Sodium-ion batteries are the primary candidate for a low-cost and resource-abundant alternative to lithium-ion batteries for large-scale electric storage applications. However, the development of sodium-ion batteries is hindered by the lack of suitable cathode materials that have sufficient specific energy density and cycle life. Here, we report layered NaVOPO₄ as a cathode material that exhibits high voltage (∼3.5 V versus Na/Na⁺), high discharge capacity (144 mAh g⁻¹ at 0.05 C), and remarkable cyclability with 67% capacity retention over 1,000 cycles. The excellent performances result from the high Na⁺ ion diffusion rate in the two-dimensional path and the reversible transformation behavior of (de)sodiation. Particularly, this layered structure and its synthetic procedure can be extended to other alkali-metal intercalation materials, leading to other metal-ion battery systems, which opens a new avenue for large-scale energy storage systems with the development of high-energy-density and long-life cathodes for electric storage applications.

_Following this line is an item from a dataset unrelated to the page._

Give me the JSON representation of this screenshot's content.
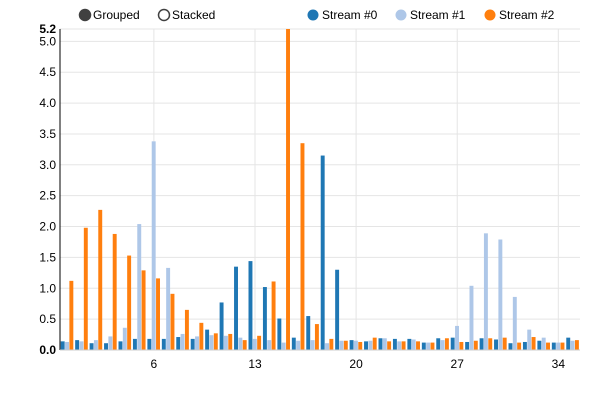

钠离子电池是低成本和资源丰富的替代品的主要候选产品，可替代锂离子电池用于大规模电存储应用。然而，钠离子电池的发展由于缺乏合适的具有足够的比能量密度和循环寿命的阴极材料而受到阻碍。在这里，我们报道了作为正极材料的分层NaVOPO ₄，它表现出高电压（相对于Na / Na ⁺约为3.5 V ），高放电容量（在0.05 C下为144 mAh g ^-1）和出色的可循环性，在1000以上的时间内保持67％的容量周期。高的Na ⁺产生了出色的性能离子在二维路径中的扩散速率和（去）磺化的可逆转变行为。特别是，这种分层结构及其合成过程可以扩展到其他碱金属插层材料，从而导致其他金属离子电池系统，这随着高能量密度的发展为大规模储能系统开辟了一条新途径。以及用于电存储应用的长寿命阴极。